Conclusions We performed here a comprehensive analysis of WES data as a tool for identifying large genomic deletions in patients with IRDs. Our analysis indicates that large deletions are relatively frequent (about 10% of our WES cohort) and should be screened when analysing WES data.
- Clinical genetics
- Vision research
- inherited diseases
- retinal degeneration
- whole exome sequencing
Statistics from Altmetric.com
Mendelian diseases in humans can be caused by a variety of different mutation types with missense, nonsense, splice-site and small insertions/deletions being the most common ones. It is relatively straightforward to identify such mutations using classical sequencing techniques. Other mutations, and mainly genomic rearrangements or copy number variations (CNVs), require different detection strategies. Amplification of the DNA of an individual who is heterozygous for such a deletion will result in the amplification of the wild-type allele only leading to a mistakenly concluding result. In special cases, dedicated methods have been developed for the identification of such heterozygous deletions, with multiplex ligation-dependent probe amplification and CNV arrays being the most commonly used. It is therefore reasonable to assume that the current estimated fraction of large deletions (about 7.5%—12 565 out of 166 768 mutations, http://www.hgmd.cf.ac.uk/ac/hahaha.php and ref. 1, 2) is an underestimation.

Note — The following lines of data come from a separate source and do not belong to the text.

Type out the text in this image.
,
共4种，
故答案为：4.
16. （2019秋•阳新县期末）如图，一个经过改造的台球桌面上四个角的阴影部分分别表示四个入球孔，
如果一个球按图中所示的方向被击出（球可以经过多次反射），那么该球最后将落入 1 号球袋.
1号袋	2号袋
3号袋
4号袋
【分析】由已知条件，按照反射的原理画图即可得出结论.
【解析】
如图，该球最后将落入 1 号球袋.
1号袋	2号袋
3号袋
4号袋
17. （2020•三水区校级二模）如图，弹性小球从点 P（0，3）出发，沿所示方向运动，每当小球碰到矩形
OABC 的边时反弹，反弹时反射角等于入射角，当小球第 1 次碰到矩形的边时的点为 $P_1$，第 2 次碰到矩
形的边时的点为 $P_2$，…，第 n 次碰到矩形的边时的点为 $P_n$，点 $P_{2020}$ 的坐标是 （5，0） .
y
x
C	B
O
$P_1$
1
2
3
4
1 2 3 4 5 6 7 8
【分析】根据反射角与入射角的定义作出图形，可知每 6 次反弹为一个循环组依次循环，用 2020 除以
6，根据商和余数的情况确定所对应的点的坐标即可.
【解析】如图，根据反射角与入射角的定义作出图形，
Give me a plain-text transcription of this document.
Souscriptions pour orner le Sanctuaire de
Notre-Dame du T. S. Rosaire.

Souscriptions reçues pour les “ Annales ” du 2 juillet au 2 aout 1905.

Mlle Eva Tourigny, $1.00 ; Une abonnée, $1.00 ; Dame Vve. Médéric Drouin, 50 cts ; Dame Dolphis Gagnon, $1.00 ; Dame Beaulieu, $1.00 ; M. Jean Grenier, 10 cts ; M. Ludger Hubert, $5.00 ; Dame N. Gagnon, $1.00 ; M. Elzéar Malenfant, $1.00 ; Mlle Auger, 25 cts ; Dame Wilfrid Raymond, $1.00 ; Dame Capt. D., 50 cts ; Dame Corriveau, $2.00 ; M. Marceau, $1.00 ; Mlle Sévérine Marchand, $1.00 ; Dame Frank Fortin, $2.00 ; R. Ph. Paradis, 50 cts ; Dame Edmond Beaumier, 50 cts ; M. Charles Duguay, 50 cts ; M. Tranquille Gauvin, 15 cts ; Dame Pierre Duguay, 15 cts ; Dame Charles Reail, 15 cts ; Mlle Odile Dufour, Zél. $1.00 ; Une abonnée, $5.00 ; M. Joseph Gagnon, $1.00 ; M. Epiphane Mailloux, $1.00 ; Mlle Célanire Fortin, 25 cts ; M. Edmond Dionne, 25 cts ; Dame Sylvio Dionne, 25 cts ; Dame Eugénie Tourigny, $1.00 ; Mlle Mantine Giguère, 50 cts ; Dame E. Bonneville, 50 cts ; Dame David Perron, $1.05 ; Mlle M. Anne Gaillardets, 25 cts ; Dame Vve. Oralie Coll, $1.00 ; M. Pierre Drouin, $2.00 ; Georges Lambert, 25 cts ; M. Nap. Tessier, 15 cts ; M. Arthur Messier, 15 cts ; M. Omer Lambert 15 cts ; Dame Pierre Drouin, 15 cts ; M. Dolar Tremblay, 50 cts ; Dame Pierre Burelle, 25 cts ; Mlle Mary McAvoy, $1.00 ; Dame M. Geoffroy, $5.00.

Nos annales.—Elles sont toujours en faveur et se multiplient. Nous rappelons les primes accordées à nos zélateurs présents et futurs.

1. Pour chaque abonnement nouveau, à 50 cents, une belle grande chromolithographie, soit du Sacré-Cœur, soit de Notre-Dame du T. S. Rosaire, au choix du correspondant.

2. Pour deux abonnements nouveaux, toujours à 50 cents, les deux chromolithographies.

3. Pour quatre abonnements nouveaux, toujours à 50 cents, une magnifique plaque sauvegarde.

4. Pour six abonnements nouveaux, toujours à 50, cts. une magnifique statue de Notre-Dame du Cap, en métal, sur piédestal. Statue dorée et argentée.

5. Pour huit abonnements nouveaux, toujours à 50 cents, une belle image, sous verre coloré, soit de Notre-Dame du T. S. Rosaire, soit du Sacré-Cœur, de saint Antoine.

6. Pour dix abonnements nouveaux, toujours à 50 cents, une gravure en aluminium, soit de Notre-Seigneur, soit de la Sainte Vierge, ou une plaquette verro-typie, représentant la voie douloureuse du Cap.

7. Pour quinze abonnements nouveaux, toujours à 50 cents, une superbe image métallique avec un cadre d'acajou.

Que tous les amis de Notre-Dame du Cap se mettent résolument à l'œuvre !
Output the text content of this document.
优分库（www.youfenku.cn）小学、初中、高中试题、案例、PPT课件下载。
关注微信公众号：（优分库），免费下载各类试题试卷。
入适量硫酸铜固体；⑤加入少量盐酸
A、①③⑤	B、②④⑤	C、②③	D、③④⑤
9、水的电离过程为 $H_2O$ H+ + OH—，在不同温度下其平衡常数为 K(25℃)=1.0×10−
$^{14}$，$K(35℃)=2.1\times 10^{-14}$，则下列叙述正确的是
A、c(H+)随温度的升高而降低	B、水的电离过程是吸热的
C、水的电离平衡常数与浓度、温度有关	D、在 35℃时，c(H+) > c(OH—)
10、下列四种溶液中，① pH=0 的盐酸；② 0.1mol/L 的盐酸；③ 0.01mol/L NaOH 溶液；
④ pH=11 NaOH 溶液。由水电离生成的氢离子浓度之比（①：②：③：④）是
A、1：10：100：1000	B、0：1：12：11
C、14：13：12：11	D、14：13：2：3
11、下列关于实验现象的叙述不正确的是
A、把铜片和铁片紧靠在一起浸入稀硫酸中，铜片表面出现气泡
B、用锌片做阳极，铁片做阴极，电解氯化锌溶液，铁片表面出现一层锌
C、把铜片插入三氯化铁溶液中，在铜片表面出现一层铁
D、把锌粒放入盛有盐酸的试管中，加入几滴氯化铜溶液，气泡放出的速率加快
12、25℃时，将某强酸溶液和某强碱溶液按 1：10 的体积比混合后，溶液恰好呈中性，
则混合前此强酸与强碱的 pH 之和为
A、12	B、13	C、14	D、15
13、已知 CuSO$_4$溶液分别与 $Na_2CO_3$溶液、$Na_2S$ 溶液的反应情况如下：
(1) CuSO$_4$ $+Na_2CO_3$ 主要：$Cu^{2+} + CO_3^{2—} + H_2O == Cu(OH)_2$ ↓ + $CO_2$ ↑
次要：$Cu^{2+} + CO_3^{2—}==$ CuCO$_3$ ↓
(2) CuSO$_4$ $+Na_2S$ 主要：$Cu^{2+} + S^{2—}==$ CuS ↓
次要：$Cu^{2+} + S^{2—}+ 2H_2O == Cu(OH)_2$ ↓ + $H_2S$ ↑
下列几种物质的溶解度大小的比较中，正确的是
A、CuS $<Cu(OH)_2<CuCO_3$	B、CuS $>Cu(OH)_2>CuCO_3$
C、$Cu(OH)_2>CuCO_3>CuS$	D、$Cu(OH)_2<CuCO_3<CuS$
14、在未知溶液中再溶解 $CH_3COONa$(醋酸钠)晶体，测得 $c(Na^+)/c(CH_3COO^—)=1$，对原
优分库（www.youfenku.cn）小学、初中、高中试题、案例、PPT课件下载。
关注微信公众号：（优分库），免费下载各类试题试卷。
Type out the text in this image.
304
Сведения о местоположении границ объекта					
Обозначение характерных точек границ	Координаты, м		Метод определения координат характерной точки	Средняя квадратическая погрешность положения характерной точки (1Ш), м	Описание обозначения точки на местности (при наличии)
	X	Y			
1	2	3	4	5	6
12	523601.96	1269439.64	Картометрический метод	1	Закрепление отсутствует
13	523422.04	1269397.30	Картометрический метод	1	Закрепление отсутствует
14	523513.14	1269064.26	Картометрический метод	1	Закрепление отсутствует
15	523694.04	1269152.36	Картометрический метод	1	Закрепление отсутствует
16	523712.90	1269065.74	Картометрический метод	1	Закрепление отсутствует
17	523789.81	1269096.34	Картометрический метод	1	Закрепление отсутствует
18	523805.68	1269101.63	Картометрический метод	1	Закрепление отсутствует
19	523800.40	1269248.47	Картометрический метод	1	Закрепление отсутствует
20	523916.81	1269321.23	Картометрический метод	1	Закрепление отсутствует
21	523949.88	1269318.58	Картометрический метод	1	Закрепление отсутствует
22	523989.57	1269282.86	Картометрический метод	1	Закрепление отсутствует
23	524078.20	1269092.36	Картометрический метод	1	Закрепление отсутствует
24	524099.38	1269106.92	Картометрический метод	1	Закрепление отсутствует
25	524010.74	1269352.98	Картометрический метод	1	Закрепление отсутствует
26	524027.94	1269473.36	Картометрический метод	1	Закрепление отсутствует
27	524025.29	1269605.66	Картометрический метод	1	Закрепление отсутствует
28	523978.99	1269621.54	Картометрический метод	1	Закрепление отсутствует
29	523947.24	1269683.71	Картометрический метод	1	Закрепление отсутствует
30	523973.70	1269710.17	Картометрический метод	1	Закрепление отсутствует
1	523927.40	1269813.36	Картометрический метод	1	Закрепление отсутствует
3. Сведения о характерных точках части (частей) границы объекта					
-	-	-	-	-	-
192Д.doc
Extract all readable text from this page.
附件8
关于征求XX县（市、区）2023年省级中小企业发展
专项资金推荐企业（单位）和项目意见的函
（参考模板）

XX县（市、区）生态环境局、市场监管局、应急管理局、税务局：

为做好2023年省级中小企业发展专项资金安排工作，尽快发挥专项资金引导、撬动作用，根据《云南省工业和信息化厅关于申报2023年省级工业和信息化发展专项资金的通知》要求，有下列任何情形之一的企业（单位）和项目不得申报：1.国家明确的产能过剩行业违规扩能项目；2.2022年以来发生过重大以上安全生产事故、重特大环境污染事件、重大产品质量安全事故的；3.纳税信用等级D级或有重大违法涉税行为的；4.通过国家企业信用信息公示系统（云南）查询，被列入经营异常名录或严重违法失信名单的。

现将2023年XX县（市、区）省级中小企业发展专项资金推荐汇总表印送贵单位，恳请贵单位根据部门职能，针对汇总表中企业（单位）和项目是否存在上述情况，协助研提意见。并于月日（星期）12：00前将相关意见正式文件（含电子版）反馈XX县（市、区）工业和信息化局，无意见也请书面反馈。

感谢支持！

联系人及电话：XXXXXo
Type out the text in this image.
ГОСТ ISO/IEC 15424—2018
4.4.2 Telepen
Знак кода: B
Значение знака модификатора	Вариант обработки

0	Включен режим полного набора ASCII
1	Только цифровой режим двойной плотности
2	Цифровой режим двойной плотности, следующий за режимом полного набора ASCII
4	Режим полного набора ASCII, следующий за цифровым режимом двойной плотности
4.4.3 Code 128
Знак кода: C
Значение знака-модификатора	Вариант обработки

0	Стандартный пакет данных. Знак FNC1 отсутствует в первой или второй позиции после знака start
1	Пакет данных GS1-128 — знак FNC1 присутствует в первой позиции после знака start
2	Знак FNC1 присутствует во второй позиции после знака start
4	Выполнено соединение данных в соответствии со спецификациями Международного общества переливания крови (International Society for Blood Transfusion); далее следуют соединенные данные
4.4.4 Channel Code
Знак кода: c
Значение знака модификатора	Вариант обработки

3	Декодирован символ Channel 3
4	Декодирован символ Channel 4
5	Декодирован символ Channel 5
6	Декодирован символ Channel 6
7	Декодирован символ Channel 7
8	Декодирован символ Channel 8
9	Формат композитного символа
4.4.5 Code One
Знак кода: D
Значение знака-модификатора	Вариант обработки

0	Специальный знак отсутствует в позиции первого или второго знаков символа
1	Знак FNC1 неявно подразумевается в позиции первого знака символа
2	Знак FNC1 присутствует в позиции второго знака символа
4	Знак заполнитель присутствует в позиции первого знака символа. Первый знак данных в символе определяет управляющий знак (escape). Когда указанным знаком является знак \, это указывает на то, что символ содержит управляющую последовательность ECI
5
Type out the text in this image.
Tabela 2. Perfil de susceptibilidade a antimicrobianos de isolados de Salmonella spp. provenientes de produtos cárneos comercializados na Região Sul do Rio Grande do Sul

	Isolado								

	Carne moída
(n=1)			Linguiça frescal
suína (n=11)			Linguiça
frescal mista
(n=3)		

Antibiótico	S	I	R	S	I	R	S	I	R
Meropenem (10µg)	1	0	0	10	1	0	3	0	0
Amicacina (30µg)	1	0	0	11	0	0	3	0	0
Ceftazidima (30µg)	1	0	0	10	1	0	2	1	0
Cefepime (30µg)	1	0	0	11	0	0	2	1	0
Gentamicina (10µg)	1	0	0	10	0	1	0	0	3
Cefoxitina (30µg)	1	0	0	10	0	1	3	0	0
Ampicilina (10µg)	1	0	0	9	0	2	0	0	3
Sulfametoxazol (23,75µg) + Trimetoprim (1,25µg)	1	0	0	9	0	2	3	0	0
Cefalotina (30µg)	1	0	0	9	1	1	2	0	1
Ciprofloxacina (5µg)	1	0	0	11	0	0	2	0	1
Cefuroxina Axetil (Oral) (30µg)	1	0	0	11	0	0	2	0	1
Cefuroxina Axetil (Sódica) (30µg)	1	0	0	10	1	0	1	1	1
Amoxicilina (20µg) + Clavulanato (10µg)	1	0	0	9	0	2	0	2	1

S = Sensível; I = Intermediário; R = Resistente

During the last 5 years, whole exome sequencing (WES) has become a powerful and versatile tool for the identification of various disease-causing mutations.3–6 Its efficacy is especially augmented over gene-by-gene Sanger sequencing and the candidate gene approach7 in genetically heterogeneous diseases such as retinitis pigmentosa (RP) and congenital hearing loss. However, WES analysis fails to detect mutations in many families with hereditary diseases and an average detection rate of only 50–60% has been reported in various conditions.8 Moreover, WES analysis is not efficient for the identification of large deletions as a function of its design, mainly since the traditional WES analysis schemes are designed to identify single-nucleotide variations or those involving a few bases only. Large deletions are not detected by this analysis and one needs to manually inspect exon coverage data of a suspected gene aiming to identify such large deletions.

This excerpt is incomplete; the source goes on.